Research Associate in Robotics
An 18-month Postdoctoral Research Associate position is available at the Robot Perception Lab led by Dr Shan Luo at the Department of Engineering, King’s College London. You will work on the “ViTac: Visual-Tactile Synergy for Handling Flexible Materials” project, funded by the EPSRC. The research will be conducted in collaboration with colleagues from King’s College London, international collaborators at MIT, and industrial partners of the project: Unilever and Shadow Robot Company.
The main objective of the ViTac project is to set the basis for the next generation of robots that will be able to handle flexible materials, underpinned by visual-tactile synergy. The candidate will perform research in the areas of robotics, computer vision and machine learning. For more information about the project, please refer to https://gow.epsrc.ukri.org/NGBOViewGrant.aspx?GrantRef=EP/T033517/2.
You must have a PhD in Robotics, Computer Science, Electric/Electronic Engineering (or related field) and have excellent communication and interpersonal skills. You should have substantial knowledge in robotics, machine learning, computer vision, control and mechatronics, along with experience with robotic hardware. A good understanding of tactile sensing and robot manipulation would be an advantage
This post will be offered on an a fixed-term contract for 1 year 6 months
This is a full-time post
• Review the literature in the field of robotics, in particular on robot visuo-tactile perception, robot grasping and manipulation, deep reinforcement learning, and predictive models;
• Design deep/machine learning models to predict states of deformable objects, e.g., fabrics and clothes;
• Design robot learning models for handling deformable objects;
• Set up experiments in simulation and on real robot platforms for deformable objects manipulation;
• Evaluate the developed models and publish the results
The above list of responsibilities may not be exhaustive, and the post holder will be required to undertake such tasks and responsibilities as may reasonably be expected within the scope and grading of the post.
Skills, knowledge, and experience
The candidate is expected to have a PhD in Robotics, or related fields, and have excellent communication and interpersonal skills. The candidate should have substantial knowledge in robotics (particularly on robot learning).
1. Proven research experience in the field of robotics;
2. PhD degree (or shortly expect to receive) in Robotics, Computer Science, Artificial Intelligence, Engineering (or a related field);
3. Sufficient depth and breadth of knowledge in the subject of Robotics to develop research in the field, e.g., robot design, control and mechatronics;
4. Publication record in robotics and machine learning, e.g., ICRA, IROS, RSS, CoRL, T-RO, CVPR, ICML;
5. Excellent verbal and written communication skills, including academic conference presentations and journal papers;
6. Excellent mathematical and programming skills in Python or C++, and practical experience with deep learning libraries (e.g., TensorFlow, PyTorch);
7. Ability to organize and prioritize conflicting tasks to organize the research within the project timetable and ensure interim deadlines are met;
8. Self-motivated and hardworking;
9. Ability to work collaboratively and independently.

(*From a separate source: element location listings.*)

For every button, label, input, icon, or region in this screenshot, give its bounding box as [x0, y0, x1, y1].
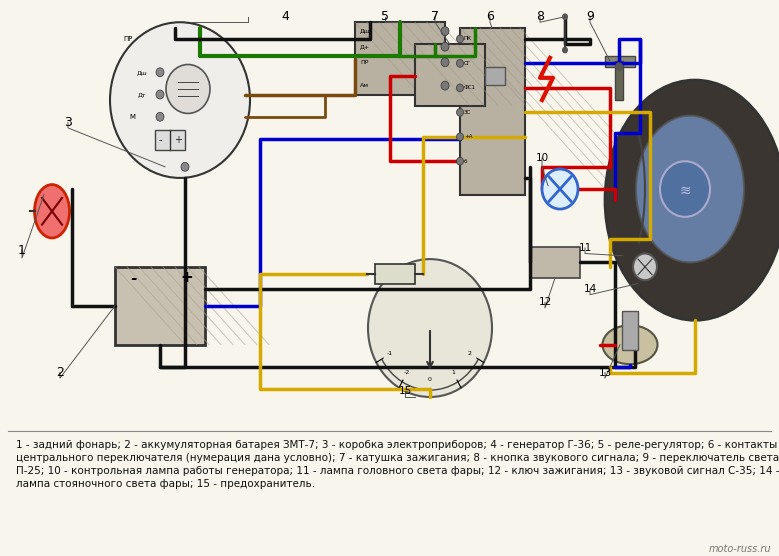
Text: ФС1: ФС1: [464, 86, 476, 90]
Text: 13: 13: [598, 368, 612, 378]
Bar: [355, 22, 445, 95]
Circle shape: [166, 64, 210, 113]
Text: -: -: [158, 135, 162, 145]
Bar: [485, 67, 505, 85]
Circle shape: [456, 108, 464, 116]
Circle shape: [441, 58, 449, 67]
Text: Ам: Ам: [360, 83, 369, 88]
Text: М: М: [129, 114, 135, 120]
Circle shape: [456, 133, 464, 141]
Text: 2: 2: [56, 366, 64, 379]
Text: 6: 6: [486, 10, 494, 23]
Text: -2: -2: [404, 370, 410, 375]
Text: +: +: [174, 135, 182, 145]
Ellipse shape: [34, 185, 69, 238]
Bar: [530, 247, 580, 278]
Bar: [622, 311, 638, 350]
Text: ПР: ПР: [360, 60, 368, 64]
Text: moto-russ.ru: moto-russ.ru: [709, 544, 771, 554]
Text: 1: 1: [451, 370, 455, 375]
Text: 11: 11: [578, 243, 591, 253]
Text: ≋: ≋: [679, 184, 691, 198]
Text: +: +: [181, 271, 193, 285]
Text: 2: 2: [468, 351, 472, 356]
Text: 4: 4: [281, 10, 289, 23]
Circle shape: [633, 254, 657, 280]
Circle shape: [181, 162, 189, 171]
Bar: [155, 130, 185, 150]
Circle shape: [156, 90, 164, 99]
Circle shape: [456, 157, 464, 165]
Text: СГ: СГ: [464, 61, 471, 66]
Text: ПК: ПК: [464, 37, 472, 41]
Bar: [375, 264, 415, 284]
Text: б: б: [464, 159, 467, 163]
Text: 8: 8: [536, 10, 544, 23]
Text: 7: 7: [431, 10, 439, 23]
Ellipse shape: [605, 80, 779, 320]
Text: Дш: Дш: [136, 70, 147, 75]
Circle shape: [156, 112, 164, 121]
Circle shape: [562, 13, 568, 20]
Text: 12: 12: [538, 297, 552, 307]
Text: Дт: Дт: [138, 92, 146, 97]
Bar: [115, 267, 205, 345]
Text: 1 - задний фонарь; 2 - аккумуляторная батарея ЗМТ-7; 3 - коробка электроприборов: 1 - задний фонарь; 2 - аккумуляторная ба…: [16, 440, 779, 489]
Circle shape: [660, 161, 710, 217]
Text: 0: 0: [428, 377, 432, 381]
Text: 10: 10: [535, 153, 548, 163]
Text: +А: +А: [464, 135, 473, 139]
Circle shape: [456, 59, 464, 67]
Bar: [415, 44, 485, 106]
Text: 3: 3: [64, 116, 72, 129]
Text: 15: 15: [398, 386, 411, 396]
Ellipse shape: [636, 116, 744, 262]
Circle shape: [456, 84, 464, 92]
Circle shape: [368, 259, 492, 397]
Text: 1: 1: [18, 244, 26, 257]
Circle shape: [562, 47, 568, 53]
Circle shape: [110, 22, 250, 178]
Text: ПР: ПР: [123, 36, 132, 42]
Circle shape: [542, 169, 578, 209]
Text: 14: 14: [583, 284, 597, 294]
Bar: [615, 61, 623, 100]
Text: ЗС: ЗС: [464, 110, 471, 115]
Circle shape: [156, 68, 164, 77]
Text: 9: 9: [586, 10, 594, 23]
Text: Д+: Д+: [360, 44, 370, 49]
Circle shape: [441, 27, 449, 36]
Text: -1: -1: [387, 351, 393, 356]
Ellipse shape: [602, 325, 657, 364]
Circle shape: [615, 62, 623, 71]
Bar: [460, 28, 525, 195]
Circle shape: [441, 81, 449, 90]
Circle shape: [456, 35, 464, 43]
Circle shape: [441, 42, 449, 51]
Text: 5: 5: [381, 10, 389, 23]
Text: -: -: [130, 271, 136, 285]
Bar: [605, 56, 635, 67]
Text: Дш: Дш: [360, 29, 371, 33]
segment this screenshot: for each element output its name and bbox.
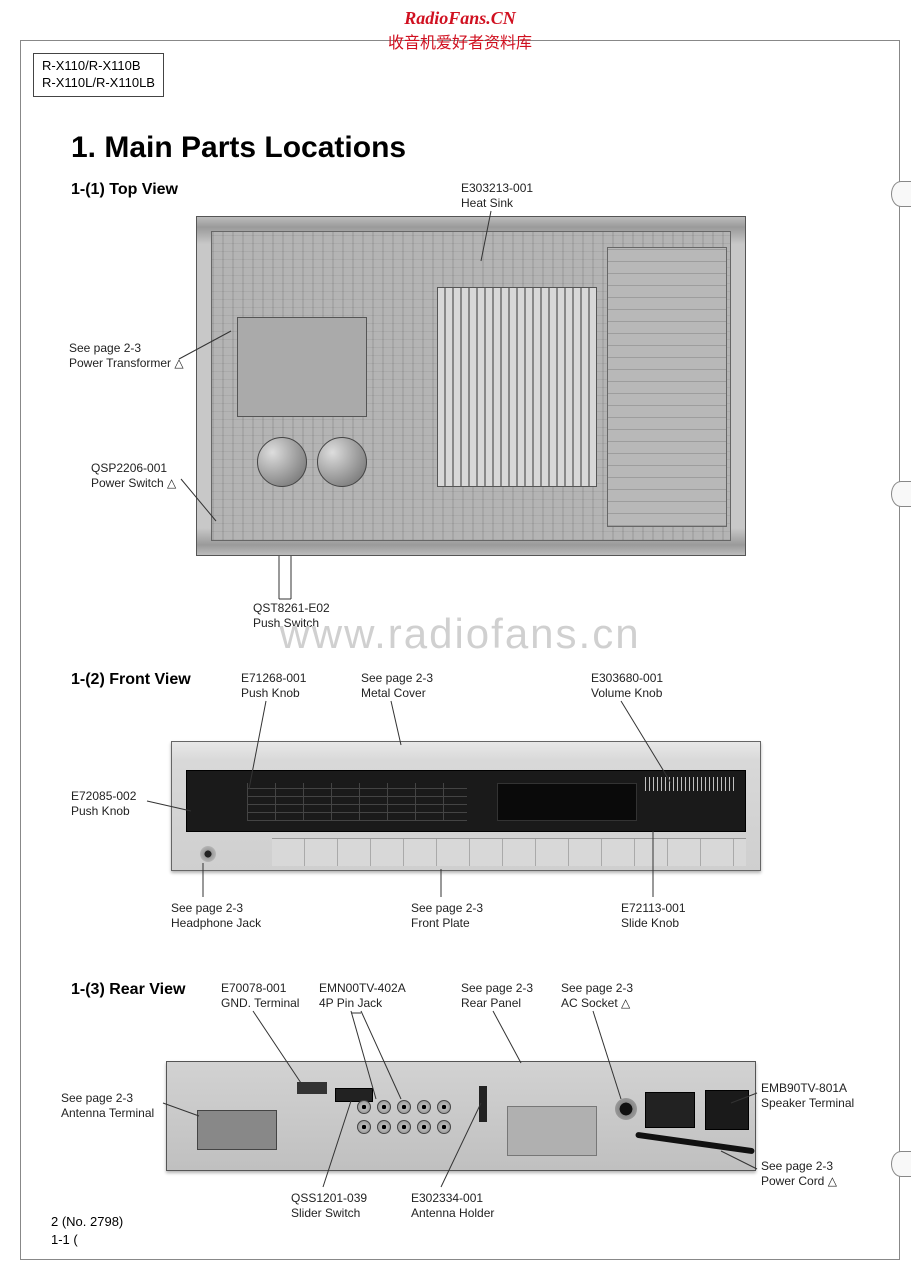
binder-hole-icon xyxy=(891,1151,911,1177)
rear-label-graphic xyxy=(507,1106,597,1156)
label-pinjack: EMN00TV-402A 4P Pin Jack xyxy=(319,981,406,1011)
gnd-terminal-graphic xyxy=(297,1082,327,1094)
page-title: 1. Main Parts Locations xyxy=(71,131,406,165)
headphone-jack-graphic xyxy=(200,846,216,862)
binder-hole-icon xyxy=(891,181,911,207)
model-line1: R-X110/R-X110B xyxy=(42,58,155,75)
front-buttons-graphic xyxy=(272,838,746,866)
label-powercord: See page 2-3 Power Cord △ xyxy=(761,1159,837,1189)
capacitor-graphic xyxy=(257,437,307,487)
front-panel-graphic xyxy=(186,770,746,832)
transformer-graphic xyxy=(237,317,367,417)
page-footer: 2 (No. 2798) 1-1 ( xyxy=(51,1213,123,1249)
section-front-view: 1-(2) Front View xyxy=(71,671,191,689)
front-view-figure xyxy=(171,741,761,871)
volume-scale-graphic xyxy=(645,777,735,791)
watermark-site: RadioFans.CN xyxy=(388,8,532,29)
heatsink-graphic xyxy=(437,287,597,487)
watermark-center: www.radiofans.cn xyxy=(279,610,640,658)
binder-hole-icon xyxy=(891,481,911,507)
model-line2: R-X110L/R-X110LB xyxy=(42,75,155,92)
label-acsocket: See page 2-3 AC Socket △ xyxy=(561,981,633,1011)
footer-line2: 1-1 ( xyxy=(51,1231,123,1249)
label-gnd: E70078-001 GND. Terminal xyxy=(221,981,299,1011)
label-headphone: See page 2-3 Headphone Jack xyxy=(171,901,261,931)
footer-line1: 2 (No. 2798) xyxy=(51,1213,123,1231)
pcb-graphic xyxy=(607,247,727,527)
label-speaker: EMB90TV-801A Speaker Terminal xyxy=(761,1081,854,1111)
label-transformer: See page 2-3 Power Transformer △ xyxy=(69,341,184,371)
speaker-terminal-graphic xyxy=(705,1090,749,1130)
section-top-view: 1-(1) Top View xyxy=(71,181,178,199)
label-powerswitch: QSP2206-001 Power Switch △ xyxy=(91,461,176,491)
rca-block-graphic xyxy=(357,1100,467,1150)
display-graphic xyxy=(497,783,637,821)
label-rearpanel: See page 2-3 Rear Panel xyxy=(461,981,533,1011)
label-pushknob2: E72085-002 Push Knob xyxy=(71,789,136,819)
antenna-terminal-graphic xyxy=(197,1110,277,1150)
antenna-holder-graphic xyxy=(479,1086,487,1122)
rear-view-figure xyxy=(166,1061,756,1171)
ac-socket-graphic xyxy=(615,1098,637,1120)
fuse-block-graphic xyxy=(645,1092,695,1128)
section-rear-view: 1-(3) Rear View xyxy=(71,981,185,999)
capacitor-graphic xyxy=(317,437,367,487)
watermark-header: RadioFans.CN 收音机爱好者资料库 xyxy=(388,8,532,53)
label-volumeknob: E303680-001 Volume Knob xyxy=(591,671,663,701)
label-frontplate: See page 2-3 Front Plate xyxy=(411,901,483,931)
label-antenna: See page 2-3 Antenna Terminal xyxy=(61,1091,154,1121)
label-pushknob1: E71268-001 Push Knob xyxy=(241,671,306,701)
label-antholder: E302334-001 Antenna Holder xyxy=(411,1191,494,1221)
label-metalcover: See page 2-3 Metal Cover xyxy=(361,671,433,701)
label-heatsink: E303213-001 Heat Sink xyxy=(461,181,533,211)
top-view-figure xyxy=(196,216,746,556)
label-slideknob: E72113-001 Slide Knob xyxy=(621,901,686,931)
model-box: R-X110/R-X110B R-X110L/R-X110LB xyxy=(33,53,164,97)
watermark-subtitle: 收音机爱好者资料库 xyxy=(388,29,532,53)
power-cord-graphic xyxy=(635,1132,755,1155)
label-sliderswitch: QSS1201-039 Slider Switch xyxy=(291,1191,367,1221)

1. Research experience in one or more of the following areas: tactile sensing, robot grasping and manipulation, robot control, computer vision, deep learning, or deep reinforcement learning;
2. Hands-on experience with systems integration, including Robot Operating Systems;
3. Enthusiasm to supervise UG/MSc/PhD students.
Please note that this is a PhD level role but candidates who have submitted their thesis and are awaiting award of their PhDs will be considered. In these circumstances the appointment will be made at Grade 5, spine point 30 with the title of Research Assistant. Upon confirmation of the award of the PhD, the job title will become Research Associate and the salary will increase to Grade 6.
The position is expected to start on 1st November 2022.
Some of the recent research outputs from the project can be found below:
L. Pecyna, S. Dong, S. Luo, “Visual-Tactile Multimodality for Following Deformable Linear Objects Using Reinforcement Learning”, IEEE/RSJ International Conference on Intelligent Robots and Systems (IROS), 2022.
T. Jianu, D.F. Gomes, S. Luo, “Reducing Tactile Sim2Real Domain Gaps via Deep Texture Generation Networks”, IEEE International Conference on Robotics and Automation (ICRA), 2022.